Soluble aggregates of the amyloid-β protein selectively stimulate permeability in human brain microvascular endothelial monolayers

Abstract

Cerebral amyloid angiopathy associated with Alzheimer's disease is characterized by cerebrovascular deposition of the amyloid-β protein (Aβ). Aβ elicits a number of morphological and biochemical alterations in the cerebral microvasculature, which culminate in hemorrhagic stroke. Among these changes, compromise of the blood-brain barrier has been described in Alzheimer's disease brain, transgenic animal models of Alzheimer's disease, and cell culture experiments. In the current study, presented data illustrates that isolated soluble Aβ1-40 aggregates, but not unaggregated monomer or mature fibril, enhance permeability in human brain microvascular endothelial monolayers.

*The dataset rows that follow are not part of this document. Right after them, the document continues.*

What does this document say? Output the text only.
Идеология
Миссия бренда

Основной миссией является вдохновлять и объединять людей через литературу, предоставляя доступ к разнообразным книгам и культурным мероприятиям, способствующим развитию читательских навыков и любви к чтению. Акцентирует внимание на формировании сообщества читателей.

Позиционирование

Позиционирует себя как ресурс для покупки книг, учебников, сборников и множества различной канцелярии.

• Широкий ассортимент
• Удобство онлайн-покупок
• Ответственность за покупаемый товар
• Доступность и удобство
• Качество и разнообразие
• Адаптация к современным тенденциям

Aβ1-40-induced changes in permeability are paralleled by both a decrease in transendothelial electrical resistance and a re-localization of the tight junction-associated protein zonula occludin-1 away from cell borders and into the cytoplasm. Small soluble Aβ1-40 aggregates are confirmed to be the most potent stimulators of endothelial monolayer permeability by establishing an inverse relationship between average aggregate size and stimulated changes in diffusional permeability coefficients. These results support previous findings demonstrating that small soluble Aβ1-40 aggregates are also primarily responsible for endothelial activation, suggesting that these same species may elicit other changes in the cerebrovasculature associated with cerebral amyloid angiopathy and Alzheimer's disease. © 2008 The Authors.